Congress: Divided, discourteous, taking a break
WASHINGTON (AP) — The accomplishments are few, the chaos plentiful in the 113th Congress, a discourteous model of divided government now beginning a five-week break.
"Have senators sit down and shut up, OK?" Senate Majority Leader Harry Reid blurted out on Thursday as lawmakers milled about noisily at a time Sen. Susan Collins was trying to speak.
There was political calculation even in that. Democrats knew the Maine Republican was about rip into her own party's leadership, and wanted to make sure her indictment could be heard.

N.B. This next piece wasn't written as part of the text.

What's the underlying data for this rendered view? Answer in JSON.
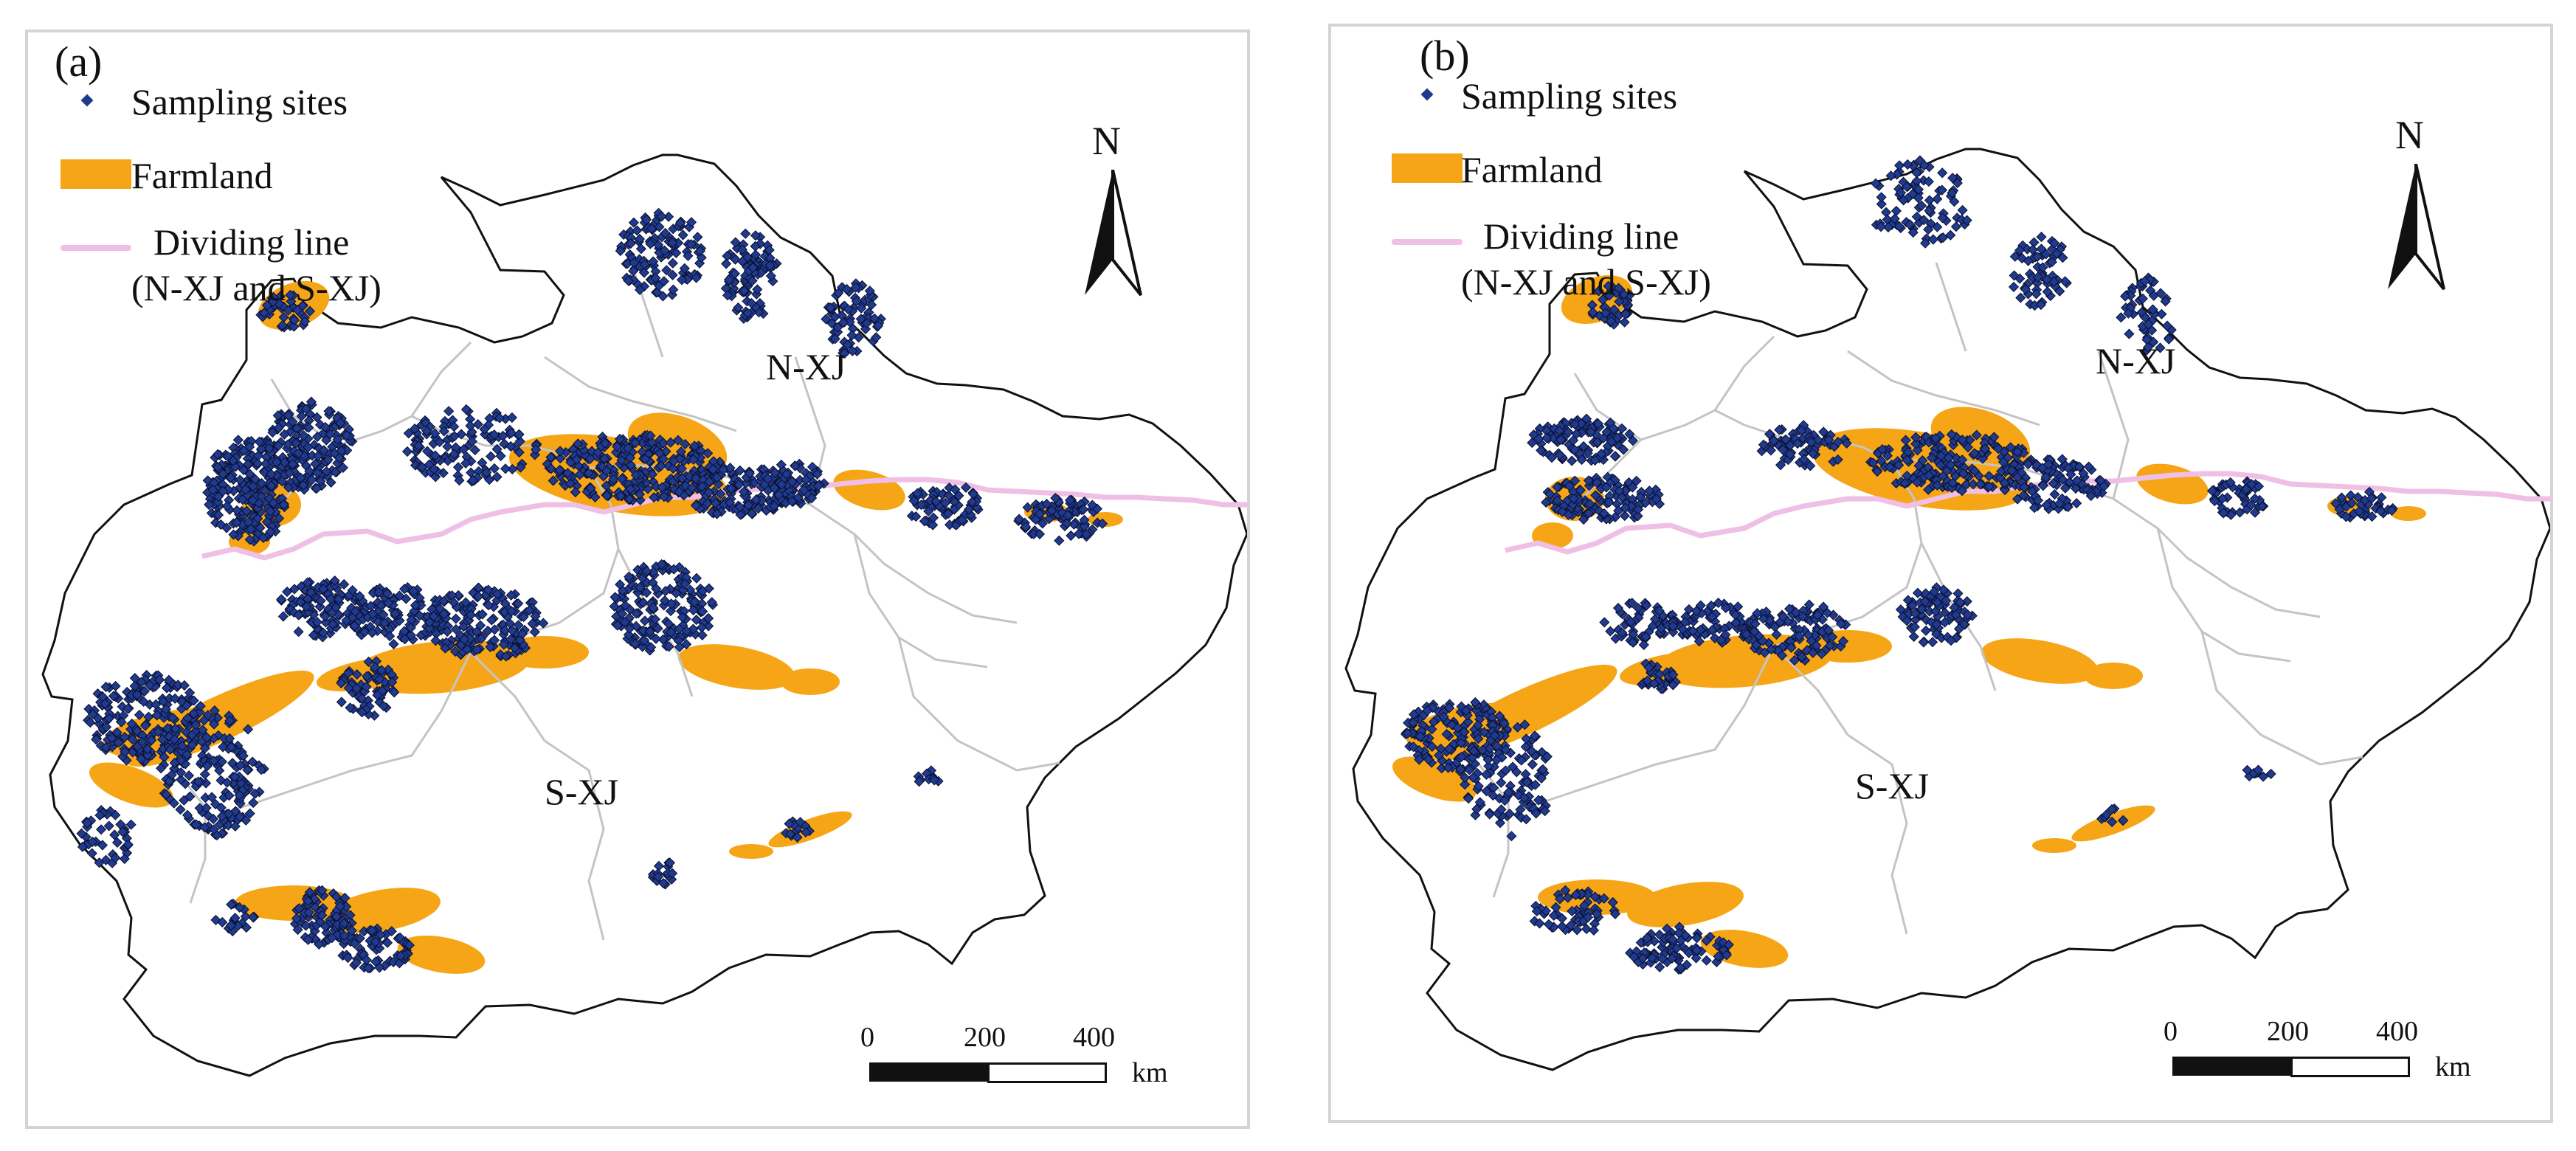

Across the Capitol, unsteady bookends tell the story of the House's first seven months in this two-year term. Internal dissent among Republicans nearly toppled Speaker John Boehner when lawmakers first convened in January. And leadership's grip is no surer now: A routine spending bill was pulled from the floor this week, two days before the monthlong August break, for fear it would fall in a crossfire between opposing GOP factions.
A few weeks earlier, Boehner suggested a new standard for Congress. "We should not be judged on how many new laws we create. We ought to be judged on how many laws that we repeal," he said as Republicans voted for the 38th and 39th time since 2011 to repeal or otherwise neuter the health care law known as Obamacare.